If I understand you correct, there is no standard solution for my problem. I have to write my own REST service based on the ambari view code and your sample code. Right?

I'm just a little surprised, because I believe that this is a standard problem where it already should be a ready solution.

avatar
Super Guru

@Jan Horton I am not sure about the other ready solution available but mostly people rely on hue and webHdfs to achieve this.I want to share my views on your problem statement where you want a REST webservice to query HBase tables managed by Hive.
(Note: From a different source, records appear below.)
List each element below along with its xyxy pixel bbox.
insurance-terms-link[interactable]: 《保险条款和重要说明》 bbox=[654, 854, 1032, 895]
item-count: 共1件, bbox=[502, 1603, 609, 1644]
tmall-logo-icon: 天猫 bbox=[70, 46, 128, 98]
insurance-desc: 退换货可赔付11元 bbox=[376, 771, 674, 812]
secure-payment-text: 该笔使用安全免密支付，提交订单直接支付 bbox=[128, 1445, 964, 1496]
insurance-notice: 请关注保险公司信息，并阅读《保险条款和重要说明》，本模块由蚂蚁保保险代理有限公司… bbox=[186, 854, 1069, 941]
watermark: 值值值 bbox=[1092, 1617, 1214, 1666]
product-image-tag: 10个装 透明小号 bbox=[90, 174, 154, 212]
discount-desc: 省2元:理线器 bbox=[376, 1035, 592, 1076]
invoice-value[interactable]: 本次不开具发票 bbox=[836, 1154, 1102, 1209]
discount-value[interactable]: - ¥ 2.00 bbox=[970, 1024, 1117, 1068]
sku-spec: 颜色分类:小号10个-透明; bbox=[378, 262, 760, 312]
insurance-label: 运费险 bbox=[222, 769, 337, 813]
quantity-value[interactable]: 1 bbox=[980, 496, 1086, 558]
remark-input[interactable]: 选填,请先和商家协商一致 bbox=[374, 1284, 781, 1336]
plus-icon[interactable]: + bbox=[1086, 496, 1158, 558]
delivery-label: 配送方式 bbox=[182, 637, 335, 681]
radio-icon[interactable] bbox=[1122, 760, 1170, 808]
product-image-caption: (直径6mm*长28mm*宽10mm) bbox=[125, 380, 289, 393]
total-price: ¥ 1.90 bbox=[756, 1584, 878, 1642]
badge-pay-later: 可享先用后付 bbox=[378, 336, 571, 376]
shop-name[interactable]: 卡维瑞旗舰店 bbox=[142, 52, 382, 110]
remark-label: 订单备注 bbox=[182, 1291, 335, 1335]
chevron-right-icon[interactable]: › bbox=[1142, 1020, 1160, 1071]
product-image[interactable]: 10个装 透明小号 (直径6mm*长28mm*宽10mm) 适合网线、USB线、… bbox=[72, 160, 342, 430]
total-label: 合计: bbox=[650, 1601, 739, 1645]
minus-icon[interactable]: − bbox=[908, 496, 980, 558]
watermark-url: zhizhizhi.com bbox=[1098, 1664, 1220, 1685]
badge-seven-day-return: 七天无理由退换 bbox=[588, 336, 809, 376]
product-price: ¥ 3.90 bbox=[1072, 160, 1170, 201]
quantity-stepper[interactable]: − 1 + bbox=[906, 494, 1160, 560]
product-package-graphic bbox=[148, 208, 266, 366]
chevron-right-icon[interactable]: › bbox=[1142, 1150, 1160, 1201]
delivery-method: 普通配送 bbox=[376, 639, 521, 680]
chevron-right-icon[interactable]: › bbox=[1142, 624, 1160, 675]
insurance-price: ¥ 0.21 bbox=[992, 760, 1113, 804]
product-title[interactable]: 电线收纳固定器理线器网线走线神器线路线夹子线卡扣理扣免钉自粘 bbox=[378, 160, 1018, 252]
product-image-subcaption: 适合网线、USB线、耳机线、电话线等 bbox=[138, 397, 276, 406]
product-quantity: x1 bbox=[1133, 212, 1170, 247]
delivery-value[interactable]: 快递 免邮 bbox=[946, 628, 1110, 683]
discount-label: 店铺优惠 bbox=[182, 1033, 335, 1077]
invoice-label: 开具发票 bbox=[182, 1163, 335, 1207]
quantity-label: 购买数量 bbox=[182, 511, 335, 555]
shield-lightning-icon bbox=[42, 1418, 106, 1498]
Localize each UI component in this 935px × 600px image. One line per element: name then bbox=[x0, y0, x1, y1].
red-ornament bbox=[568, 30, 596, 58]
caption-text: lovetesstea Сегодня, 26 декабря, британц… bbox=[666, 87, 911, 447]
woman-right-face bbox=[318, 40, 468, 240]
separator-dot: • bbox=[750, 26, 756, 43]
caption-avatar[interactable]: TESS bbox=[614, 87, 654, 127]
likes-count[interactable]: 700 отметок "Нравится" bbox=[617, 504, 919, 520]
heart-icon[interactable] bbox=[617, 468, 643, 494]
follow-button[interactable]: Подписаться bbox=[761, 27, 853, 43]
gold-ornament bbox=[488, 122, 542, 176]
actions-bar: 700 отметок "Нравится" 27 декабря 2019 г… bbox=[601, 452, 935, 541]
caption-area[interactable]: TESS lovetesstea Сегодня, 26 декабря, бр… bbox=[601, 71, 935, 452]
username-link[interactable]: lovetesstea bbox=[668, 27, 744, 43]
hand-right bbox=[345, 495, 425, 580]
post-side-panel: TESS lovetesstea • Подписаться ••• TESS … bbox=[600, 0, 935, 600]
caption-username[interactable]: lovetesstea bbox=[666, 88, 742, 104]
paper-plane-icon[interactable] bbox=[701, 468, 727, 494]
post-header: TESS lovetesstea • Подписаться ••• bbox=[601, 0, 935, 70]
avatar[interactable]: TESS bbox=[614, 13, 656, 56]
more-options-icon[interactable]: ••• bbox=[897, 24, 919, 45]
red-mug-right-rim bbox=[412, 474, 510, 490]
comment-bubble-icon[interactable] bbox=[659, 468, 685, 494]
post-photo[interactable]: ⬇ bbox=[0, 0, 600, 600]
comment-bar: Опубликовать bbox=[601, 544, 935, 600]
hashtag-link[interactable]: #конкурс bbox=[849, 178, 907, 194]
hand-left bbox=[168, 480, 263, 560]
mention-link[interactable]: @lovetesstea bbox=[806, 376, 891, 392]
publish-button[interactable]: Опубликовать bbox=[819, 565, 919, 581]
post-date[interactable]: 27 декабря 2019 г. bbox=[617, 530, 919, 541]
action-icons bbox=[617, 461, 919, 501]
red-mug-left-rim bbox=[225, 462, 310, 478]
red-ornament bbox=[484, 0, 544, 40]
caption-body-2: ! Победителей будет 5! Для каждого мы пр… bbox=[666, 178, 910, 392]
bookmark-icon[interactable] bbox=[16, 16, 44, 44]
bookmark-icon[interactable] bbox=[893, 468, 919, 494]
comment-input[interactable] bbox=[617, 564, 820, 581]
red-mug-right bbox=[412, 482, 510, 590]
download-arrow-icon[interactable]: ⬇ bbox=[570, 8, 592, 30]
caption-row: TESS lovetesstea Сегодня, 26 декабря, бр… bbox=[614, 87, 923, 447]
for a sake of simplicity you can write a hive jdbc client and expose it as REST service. here is the sample program to query hive using jdbc

https://github.com/rajkrrsingh/HiveServer2JDBCSample/blob/master/src/main/java/HiveJdbcClient.java

to get the formatted resultset in json format your rest service can do like this

public static JSONObject  getFormattedResult(ResultSet res) throws JSONException {
                List<JSONObject> resList = new ArrayList<JSONObject>();
               JSONObject hd = new JSONObject();
   try {
                    // get column names
                    ResultSetMetaData rsMeta = res.getMetaData();
                    int columnCnt = rsMeta.getColumnCount();
                    List<String> columnNames = new ArrayList<String>();
                    for(int i=1;i<=columnCnt;i++) {
                        columnNames.add(rsMeta.getColumnName(i).toUpperCase());
                    }
 while(res.next()) { // convert each object to an human readable JSON object
                        JSONObject obj = new JSONObject();
                        for(int i=1;i<=columnCnt;i++) {
                            String key = columnNames.get(i - 1);
                            String value = res.getString(i);
                            obj.put(key, value);
                       }
                         resList.add(obj);

hope it will be much clearer and simple now.